242 views Asked by At

Using heritrix, I have crawled a site which contained some PDF files. The crawl log shows that the content type for the pdf link is "application/pdf", whereas the response in .warc file (crawl output) shows that the content type is "application/http" as well as "application/pdf" (see the example below:).

WARC/1.0^M
WARC-Type: response^M
WARC-Target-URI: `http://example.com/b/c/files/abc.pdf`^M
WARC-Date: 2014-05-29T10:48:03Z^M
WARC-Payload-Digest: sha1:JMRPMGSNIPHBPSBNPD2VJ2NIOGD75UUK^M
WARC-IP-Address: 86.36.67.50^M
WARC-Record-ID: <urn:uuid:00c8b80f-2851-42a1-a449-3cd9e238bfe9>^M
**Content-Type: application/http; msgtype=response^M**
Content-Length: 592173^M
WARC-Block-Digest: sha256:0a56d251257dbcbd6a54e19a528a56aae3e0c9e92a6702f4048e3b69bb3e0920^M
^M
HTTP/1.1 200 OK^M
Date: Thu, 29 May 2014 10:48:04 GMT^M
Server: Apache/2.4.4 (Unix) OpenSSL/0.9.7d PHP/5.3.12 mod_jk/1.2.35^M
Last-Modified: Wed, 20 Nov 2013 08:13:50 GMT^M
ETag: "90805-4eb975c6bcb80"^M
Accept-Ranges: bytes^M
Content-Length: 591877^M
Connection: close^M
**Content-Type: application/pdf^M** 
followed by the content of the PDF file

I do not understand how this is happening.

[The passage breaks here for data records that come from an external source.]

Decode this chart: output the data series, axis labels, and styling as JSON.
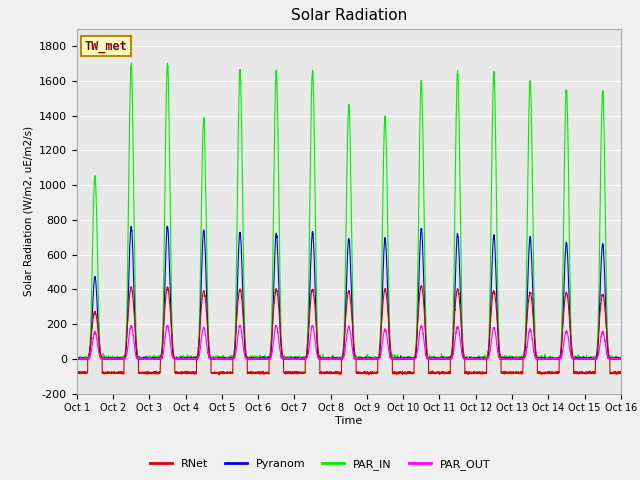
{
  "title": "Solar Radiation",
  "ylabel": "Solar Radiation (W/m2, uE/m2/s)",
  "xlabel": "Time",
  "ylim": [
    -200,
    1900
  ],
  "yticks": [
    -200,
    0,
    200,
    400,
    600,
    800,
    1000,
    1200,
    1400,
    1600,
    1800
  ],
  "xtick_labels": [
    "Oct 1",
    "Oct 2",
    "Oct 3",
    "Oct 4",
    "Oct 5",
    "Oct 6",
    "Oct 7",
    "Oct 8",
    "Oct 9",
    "Oct 10",
    "Oct 11",
    "Oct 12",
    "Oct 13",
    "Oct 14",
    "Oct 15",
    "Oct 16"
  ],
  "legend_labels": [
    "RNet",
    "Pyranom",
    "PAR_IN",
    "PAR_OUT"
  ],
  "legend_colors": [
    "#dd0000",
    "#0000dd",
    "#00ee00",
    "#ff00ff"
  ],
  "station_label": "TW_met",
  "station_label_color": "#bb8800",
  "n_days": 15,
  "points_per_day": 288,
  "par_in_peaks": [
    1050,
    1700,
    1700,
    1380,
    1660,
    1660,
    1660,
    1460,
    1400,
    1590,
    1650,
    1640,
    1600,
    1550,
    1540
  ],
  "pyranom_peaks": [
    470,
    760,
    760,
    740,
    730,
    720,
    730,
    690,
    690,
    750,
    720,
    710,
    700,
    670,
    660
  ],
  "rnet_peaks": [
    270,
    410,
    410,
    390,
    400,
    400,
    400,
    390,
    400,
    420,
    400,
    390,
    380,
    380,
    370
  ],
  "par_out_peaks": [
    155,
    190,
    190,
    180,
    190,
    190,
    190,
    185,
    170,
    190,
    185,
    180,
    170,
    160,
    155
  ],
  "rnet_night": -80,
  "line_width": 0.8
}
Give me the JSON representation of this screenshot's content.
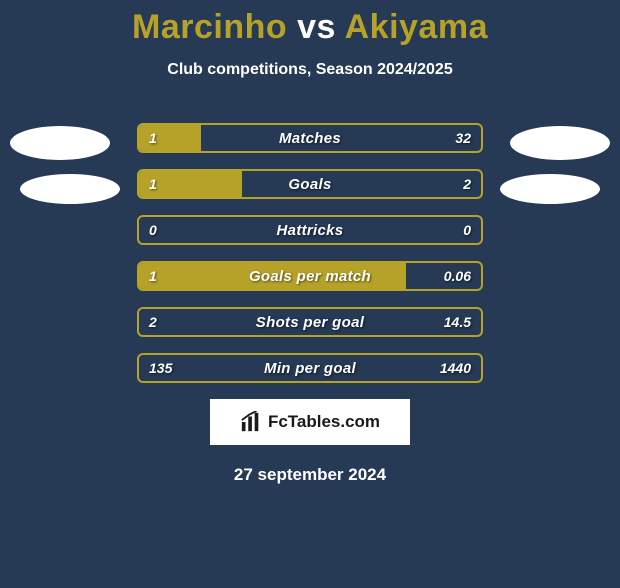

Can anyone please explain?

1

There are 1 answers

0
Nytux On

The WARC file contains:

First the WARC-Header-Metadata, from the beginning to the first empty line. This header describes what follows, ie. a full http response, with header and content. Hence the content-type to application/http.

Then comes the HTTP-Response-Metadata. This header is the actual HTTP header and describes what follows, ie. a PDF document.